At the height of his career, Boy made the attacking midfield position his, and even dazzled an Egypt side that had Liverpool star, Mohammed Salah.
Boy reckons there is nothing untoward about the topsy-turvy career, as he believes the doors remain open for a move abroad.
“I hope so (to go and play outside the country), it is never too late,” he said about his hopes of playing outside the country.
“I am not disappointed at all, as football has its up and down, so it will be fine.” Boy’s deadly left foot might have lost some potency, but at 27, he should be at the peak of his career, and Botswana football will benefit if there is a rapid change in fortunes.

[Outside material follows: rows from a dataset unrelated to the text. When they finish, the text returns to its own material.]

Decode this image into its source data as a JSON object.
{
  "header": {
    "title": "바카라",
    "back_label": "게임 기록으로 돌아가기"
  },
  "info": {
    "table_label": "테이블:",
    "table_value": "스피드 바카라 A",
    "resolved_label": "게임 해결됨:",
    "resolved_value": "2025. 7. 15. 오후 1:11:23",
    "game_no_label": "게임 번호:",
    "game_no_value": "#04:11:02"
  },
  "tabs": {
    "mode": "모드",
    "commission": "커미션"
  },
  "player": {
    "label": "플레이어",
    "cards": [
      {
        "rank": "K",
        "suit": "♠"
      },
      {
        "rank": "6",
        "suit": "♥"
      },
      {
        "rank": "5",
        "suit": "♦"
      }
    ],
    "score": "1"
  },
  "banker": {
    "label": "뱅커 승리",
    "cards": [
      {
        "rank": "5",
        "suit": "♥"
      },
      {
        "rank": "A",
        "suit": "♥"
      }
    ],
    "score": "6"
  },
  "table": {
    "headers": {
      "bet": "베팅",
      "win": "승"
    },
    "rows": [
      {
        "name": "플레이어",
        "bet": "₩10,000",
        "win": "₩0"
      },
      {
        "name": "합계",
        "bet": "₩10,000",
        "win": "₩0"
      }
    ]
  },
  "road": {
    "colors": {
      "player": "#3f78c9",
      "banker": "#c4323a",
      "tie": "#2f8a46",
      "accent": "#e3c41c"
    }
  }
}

He still commands a regular berth at Township Rollers, but beyond that, he has faded into oblivion, letting several other emerging stars steal the limelight and along with that his thunder.His former coach at both Miscellaneous and Rollers, Mogomotsi ‘Teenage’ Mpote said at times lifestyle changes can affect players.

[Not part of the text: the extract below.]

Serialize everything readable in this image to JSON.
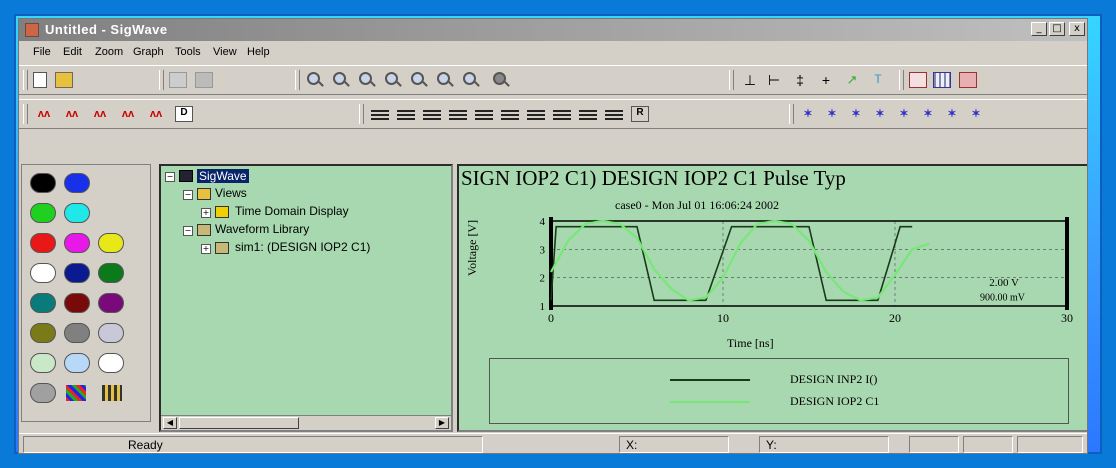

Like Boy, Mpote believes there is still time for the player to influence an upward trajectory in his career. “He is a boy from the constituency league. You have to understand that he might have missed some stages of development. It is about life skills. Boy is a good player, but he missed some development stages, and he will keep going up and down,” Mpote said.
He said after Boy joined Rollers from Miscellaneous, the next step was to go outside the country. “There is something that is taking him back, but he still has a chance to go abroad,” Mpote said.
Peter Butler, who gave Boy his break at national level, said it was difficult to tell what had stalled the player’s progress.
“It is difficult to tell. I always had a great deal of time for him. I watched him in Francistown when he was playing, I drove all the way to watch him. He had a bad game, but still I saw that he was talented,” Butler said.
“He is a lovely guy, who in my opinion has not fulfilled his potential, whether it is a social or coaching issue, I have no idea. Something definitely went wrong along the way,” he added.
Butler who took charge of the Zebras between 2014 and 2017, said there was talent in the country, but proceeding to the next level has always been a challenge.
“There is so much talent, but they seem to hit a speed hump going to the next level. Boy is such a nice guy, it is a shame he never got the opportunity to play outside Botswana. I recommended him many times, but clubs never took him.”